Je ne me souvenais d’absolument rien avant mes six ans. Juste un froid mordant, la sensation du bitume glacial sous mes pieds nus, et une main qui s’était refermée sur mon bras avant qu’une voix ne me demande quel était mon nom. Je n’avais pas su répondre.
Adoptée par une famille aimante, j’aurais très bien pu mener une vie normale comme tout le monde. Mais il y avait ces visions. Des éclairs d’images qui surgissaient sans prévenir comme des lucioles affolées dans la nuit : un couloir étranger, un faible murmure, une pièce jamais explorée qui m’étais pourtant familière dans ses moindres détails. J’ai tenté de les ignorer pendant tant d’année. Jusqu’au jour où tout a basculé, comme un château de cartes s'effondrant d'un seul coup.
C’était dans le métro. Je pensais à une simple montée de stress jusqu’à ce que les murs disparaissent de ma vision. Un souffle glacé m’a soudainement enveloppée, et des voix trop nombreuses, trop proches, ont chuchoté mon nom. Lorsque j’ai repris mes esprits, j’étais par terre, tremblante et apeuré, des passants me regardant avec terreur.
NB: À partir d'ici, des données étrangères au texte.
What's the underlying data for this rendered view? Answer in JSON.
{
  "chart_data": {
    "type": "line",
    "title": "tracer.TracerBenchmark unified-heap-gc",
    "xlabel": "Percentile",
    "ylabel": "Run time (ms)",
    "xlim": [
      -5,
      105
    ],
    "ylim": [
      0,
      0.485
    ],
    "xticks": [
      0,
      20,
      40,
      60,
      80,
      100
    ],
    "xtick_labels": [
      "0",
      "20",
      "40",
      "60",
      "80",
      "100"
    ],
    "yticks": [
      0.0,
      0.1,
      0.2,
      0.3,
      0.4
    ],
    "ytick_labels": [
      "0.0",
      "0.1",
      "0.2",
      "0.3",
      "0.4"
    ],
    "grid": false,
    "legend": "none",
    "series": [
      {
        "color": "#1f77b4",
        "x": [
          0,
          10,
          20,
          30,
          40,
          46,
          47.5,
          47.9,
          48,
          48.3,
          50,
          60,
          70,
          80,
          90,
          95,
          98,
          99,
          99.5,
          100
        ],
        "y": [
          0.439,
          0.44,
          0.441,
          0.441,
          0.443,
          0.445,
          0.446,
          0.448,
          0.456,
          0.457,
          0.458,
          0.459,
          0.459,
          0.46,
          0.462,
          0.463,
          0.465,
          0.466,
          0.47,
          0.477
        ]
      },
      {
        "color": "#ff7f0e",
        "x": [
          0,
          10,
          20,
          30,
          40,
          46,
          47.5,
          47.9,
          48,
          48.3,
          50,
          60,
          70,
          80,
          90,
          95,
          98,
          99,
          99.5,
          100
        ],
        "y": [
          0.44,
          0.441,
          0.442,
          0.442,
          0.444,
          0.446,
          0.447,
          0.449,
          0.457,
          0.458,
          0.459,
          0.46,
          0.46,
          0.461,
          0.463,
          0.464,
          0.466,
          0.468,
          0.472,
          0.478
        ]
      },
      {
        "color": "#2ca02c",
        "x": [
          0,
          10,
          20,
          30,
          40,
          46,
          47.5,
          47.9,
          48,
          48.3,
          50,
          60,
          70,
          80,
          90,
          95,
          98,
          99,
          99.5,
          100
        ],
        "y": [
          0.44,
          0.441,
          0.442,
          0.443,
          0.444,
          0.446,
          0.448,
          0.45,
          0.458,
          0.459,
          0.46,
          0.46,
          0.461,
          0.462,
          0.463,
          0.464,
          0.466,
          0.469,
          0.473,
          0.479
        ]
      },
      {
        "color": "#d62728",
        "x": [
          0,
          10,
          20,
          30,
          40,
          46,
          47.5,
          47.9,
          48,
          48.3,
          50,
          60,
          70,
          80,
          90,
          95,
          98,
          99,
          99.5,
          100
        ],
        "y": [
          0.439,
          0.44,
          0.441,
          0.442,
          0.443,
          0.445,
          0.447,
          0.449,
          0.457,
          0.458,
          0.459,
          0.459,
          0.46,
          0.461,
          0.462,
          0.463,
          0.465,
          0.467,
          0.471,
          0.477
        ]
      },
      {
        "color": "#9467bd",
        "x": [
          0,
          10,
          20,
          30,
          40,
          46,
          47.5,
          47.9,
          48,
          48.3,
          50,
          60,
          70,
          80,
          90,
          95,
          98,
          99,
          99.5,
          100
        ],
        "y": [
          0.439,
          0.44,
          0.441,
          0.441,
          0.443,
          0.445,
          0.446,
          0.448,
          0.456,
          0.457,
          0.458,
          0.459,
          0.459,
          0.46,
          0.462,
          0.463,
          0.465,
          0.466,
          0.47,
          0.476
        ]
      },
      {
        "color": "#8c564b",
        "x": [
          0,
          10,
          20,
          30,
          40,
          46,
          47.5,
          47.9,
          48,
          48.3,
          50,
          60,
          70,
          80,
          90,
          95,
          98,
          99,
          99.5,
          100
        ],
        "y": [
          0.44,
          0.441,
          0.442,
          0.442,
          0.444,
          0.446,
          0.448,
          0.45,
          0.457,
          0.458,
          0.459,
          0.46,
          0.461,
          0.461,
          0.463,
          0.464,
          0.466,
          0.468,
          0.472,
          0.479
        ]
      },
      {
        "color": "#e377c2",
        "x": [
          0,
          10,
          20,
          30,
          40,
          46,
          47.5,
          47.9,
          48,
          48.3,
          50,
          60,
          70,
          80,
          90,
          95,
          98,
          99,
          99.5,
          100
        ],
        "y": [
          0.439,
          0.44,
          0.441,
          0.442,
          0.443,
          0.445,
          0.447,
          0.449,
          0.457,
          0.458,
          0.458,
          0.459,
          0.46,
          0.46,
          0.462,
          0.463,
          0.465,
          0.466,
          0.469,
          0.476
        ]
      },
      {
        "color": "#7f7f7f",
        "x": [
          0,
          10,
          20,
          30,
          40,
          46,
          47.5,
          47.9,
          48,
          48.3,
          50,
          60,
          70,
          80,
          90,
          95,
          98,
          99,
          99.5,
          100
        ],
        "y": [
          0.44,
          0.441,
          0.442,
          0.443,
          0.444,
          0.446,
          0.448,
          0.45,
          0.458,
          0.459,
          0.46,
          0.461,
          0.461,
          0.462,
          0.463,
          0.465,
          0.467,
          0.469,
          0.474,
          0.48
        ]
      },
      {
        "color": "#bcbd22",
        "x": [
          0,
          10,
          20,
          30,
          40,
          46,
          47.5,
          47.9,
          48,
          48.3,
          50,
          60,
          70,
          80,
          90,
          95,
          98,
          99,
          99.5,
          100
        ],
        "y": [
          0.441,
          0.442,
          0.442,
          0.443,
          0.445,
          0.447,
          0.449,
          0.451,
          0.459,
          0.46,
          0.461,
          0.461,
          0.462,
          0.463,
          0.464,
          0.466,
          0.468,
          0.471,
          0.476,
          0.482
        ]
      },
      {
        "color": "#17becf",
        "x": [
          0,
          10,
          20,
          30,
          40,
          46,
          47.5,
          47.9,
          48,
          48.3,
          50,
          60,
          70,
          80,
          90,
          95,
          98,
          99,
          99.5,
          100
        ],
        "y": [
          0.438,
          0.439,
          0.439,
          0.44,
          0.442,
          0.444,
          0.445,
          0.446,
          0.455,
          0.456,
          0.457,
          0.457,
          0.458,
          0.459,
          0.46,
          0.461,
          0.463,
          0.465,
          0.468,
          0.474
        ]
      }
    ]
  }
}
Les ambulanciers m’ont alors emmenée. Mes parents ayant l’air inquiets à mon goût ont signé des papiers, et avant même que je ne comprenne ce qui se passait, j’étais enfermée ici, au Centre Mnémos. Un environnement clinique où les médecins me submergeaient de questions.
- Tu vois souvent ces images ?
- Ce ne sont pas des images, elles sont réelles.
Ils notaient tout sur leurs carnets blancs comme la neige et échangeaient des regards entendus. Puis, les tests ont commencé.
On m’a attachée sur une chaise métallique, des électrodes collées sur les tempes, devant un écran qui projeter des formes abstraites. J’aurais dû protester, je le savais bien, mais quelque chose me disait que refuser ne servirait à rien. Au début, ce n’était qu’un picotement désagréable derrière les yeux. Puis, ça s’est intensifié, devenant insupportable.
Les images n’étaient plus des flashes incompréhensibles et paradoxal. Elles étaient clairement nettes. J’ai d’abord vu un patient se faire traîner hors d’une salle en hurlant un cri perçant. J’ai ensuite vu deux scientifiques chuchoter à propos d’un « seuil critique ». J’ai vu un bâtiment en feu.
Et puis, j’ai vu mon propre corps, étendu sur le sol froid, sans vie.
Mon cœur s’est emballé. J’ai voulu arracher les électrodes, mais une main s’est posée sur mon épaule.
- Medea, ça va ?
C’était le Dr Ros. Le seul ici qui semblait voir en moi autre chose qu’un simple sujet d’expérience inhumaine. Mais je ne pouvais pas lui faire confiance. Je ne pouvais faire confiance à personne.
Je devais sortir d’ici avant qu’il ne soit trop tard.
La pièce autour de moi semblait vibrer. Était-ce réel ? Ou bien une conséquence des ondes qu’ils m’avaient tous envoyées ? Mon souffle était saccadé comme le battement irrégulier d'une horloge brisée. Des murmures résonnaient dans ma tête, beaucoup plus forts qu’avant.
- Vous… Vous m’avez fait quoi ? Ma voix était tremblante, à peine audible.
Ros hésita. Il ouvrit la bouche, puis se ravisa. Il jeta un léger regard aux caméras de surveillance avant de me souffler :
- Je vais essayer de vous aider. Mais vous devez me faire confiance.
Je voulais lui répondre. Mais, à cet instant précis, la porte s’ouvrit brusquement. Deux hommes en uniforme entrèrent, le visage aussi sombre que l'horizon avant une tempête.
Je n’étais plus une patiente. J’étais une prisonnière.